Katie’s guest for Episode 8 of the second season of The IC Podcast is Keith Lewis, UK social media and social business manager for Zurich Insurance.
Keith explained how one of the world’s largest insurance groups empowers members of its 55,000-strong workforce to tell their own stories with confidence and authenticity on internal and external social platforms.
Here are five key learnings from their conversation.
#1 – Don’t be a corporate monkey
“The last thing I ever want anyone to do is to go online and just share all of Zurich’s stuff. How dull would that be? You would just become a broadcast corporate monkey, a corporate puppet. People aren’t like that in real life: they might share a mixture of things. When you go to work, you don’t just talk about work – you talk about other things as well. So you can bring some of those things to your social platforms as well.”
#2 – Allow employees to be themselves online
“We’re in the trust game: we trust our people to go out and sell products to our customers. And these are really important things we’re talking about: the things that will put us back on our feet if we have an accident, our home gets flooded or we get an illness. It’s really big stuff, and we trust our people to do that on a day-to-day basis, so [trusting them to use their voices online] is just an extension of that.”
#3 – Employees self-publishing personal stories is the future of IC
“There’ll be fewer comms people now doing the job that we used to do 10 years ago, so we’ve got to find new ways of doing that. And part of that is to empower different people in our organisations to tell their own stories; leave us comms people out of it, to some extent. Workplace [by Facebook] lets people practise telling their stories, and then it becomes habit.”
#4 – Never underestimate the power of cats
“One of our big groups on Workplace is Pets at Zurich, which I think is inherently everything that we shouldn’t have from a social media thing. But if it gets people onto Workplace to share their cat pictures, and then they go and look at a strategic piece, talk about what their business is doing and chat to a leader about it, then I’m sort of comfortable with it. If that’s where the conversation is happening in your network, then embrace it and give them somewhere to go and then gradually feed them with the more business things.”
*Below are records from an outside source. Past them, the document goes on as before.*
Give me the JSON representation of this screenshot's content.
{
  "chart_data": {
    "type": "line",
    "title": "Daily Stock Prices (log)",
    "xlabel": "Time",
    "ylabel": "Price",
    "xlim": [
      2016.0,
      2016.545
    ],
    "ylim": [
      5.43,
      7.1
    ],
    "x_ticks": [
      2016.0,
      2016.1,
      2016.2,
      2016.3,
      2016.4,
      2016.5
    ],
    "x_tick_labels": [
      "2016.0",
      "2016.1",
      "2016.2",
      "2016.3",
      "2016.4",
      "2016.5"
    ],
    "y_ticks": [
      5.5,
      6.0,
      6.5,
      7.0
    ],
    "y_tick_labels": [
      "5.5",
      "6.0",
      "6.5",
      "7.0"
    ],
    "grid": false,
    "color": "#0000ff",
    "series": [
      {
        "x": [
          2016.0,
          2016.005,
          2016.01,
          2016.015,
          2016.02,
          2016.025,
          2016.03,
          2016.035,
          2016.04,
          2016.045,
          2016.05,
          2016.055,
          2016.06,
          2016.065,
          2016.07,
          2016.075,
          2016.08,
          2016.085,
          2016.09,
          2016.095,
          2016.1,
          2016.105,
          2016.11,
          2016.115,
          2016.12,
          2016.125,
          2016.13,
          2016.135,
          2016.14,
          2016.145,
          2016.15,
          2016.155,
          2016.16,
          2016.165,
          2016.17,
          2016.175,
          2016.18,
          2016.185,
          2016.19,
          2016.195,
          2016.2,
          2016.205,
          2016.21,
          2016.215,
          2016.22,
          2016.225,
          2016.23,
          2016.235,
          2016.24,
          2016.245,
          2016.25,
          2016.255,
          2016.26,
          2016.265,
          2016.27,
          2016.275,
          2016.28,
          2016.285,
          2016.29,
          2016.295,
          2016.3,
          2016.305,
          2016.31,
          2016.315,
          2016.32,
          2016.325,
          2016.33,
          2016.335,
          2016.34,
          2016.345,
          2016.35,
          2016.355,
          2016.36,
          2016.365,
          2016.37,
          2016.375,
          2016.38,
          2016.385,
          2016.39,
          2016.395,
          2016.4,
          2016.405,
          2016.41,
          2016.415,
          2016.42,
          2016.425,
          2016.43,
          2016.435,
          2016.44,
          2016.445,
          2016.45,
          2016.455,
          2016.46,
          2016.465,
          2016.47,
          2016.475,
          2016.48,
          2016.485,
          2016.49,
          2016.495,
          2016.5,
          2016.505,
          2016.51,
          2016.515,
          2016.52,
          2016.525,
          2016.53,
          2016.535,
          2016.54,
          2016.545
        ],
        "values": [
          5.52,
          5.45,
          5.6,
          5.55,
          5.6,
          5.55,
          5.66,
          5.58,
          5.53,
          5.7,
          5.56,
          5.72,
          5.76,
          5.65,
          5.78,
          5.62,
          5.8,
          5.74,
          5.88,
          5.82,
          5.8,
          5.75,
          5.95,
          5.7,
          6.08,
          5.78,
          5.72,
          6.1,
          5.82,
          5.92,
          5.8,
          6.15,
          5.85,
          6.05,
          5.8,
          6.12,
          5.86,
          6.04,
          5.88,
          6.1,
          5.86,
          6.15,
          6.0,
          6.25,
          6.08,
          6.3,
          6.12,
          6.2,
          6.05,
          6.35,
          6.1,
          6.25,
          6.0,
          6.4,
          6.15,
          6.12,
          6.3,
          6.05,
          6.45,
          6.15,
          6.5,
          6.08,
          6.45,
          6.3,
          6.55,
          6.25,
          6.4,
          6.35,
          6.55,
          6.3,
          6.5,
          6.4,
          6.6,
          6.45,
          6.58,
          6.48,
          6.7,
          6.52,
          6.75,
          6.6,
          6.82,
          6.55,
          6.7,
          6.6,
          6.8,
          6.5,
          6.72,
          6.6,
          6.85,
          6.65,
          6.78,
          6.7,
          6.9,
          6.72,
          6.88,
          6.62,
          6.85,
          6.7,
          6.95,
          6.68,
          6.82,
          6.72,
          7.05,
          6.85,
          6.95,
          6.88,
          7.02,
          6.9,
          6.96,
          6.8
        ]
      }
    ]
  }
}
#5 – Find the influencers in your organisation who can spread key messages for you
“You need to find your Trojan mice. These are key people at ground level – they don’t necessarily have to be exec or management – who are the leaders in their own offices and, if you can take them with you, they will be your Trojan mice in the workforce. They’ll build whatever it is you want them to build in whatever way you want them to do it.”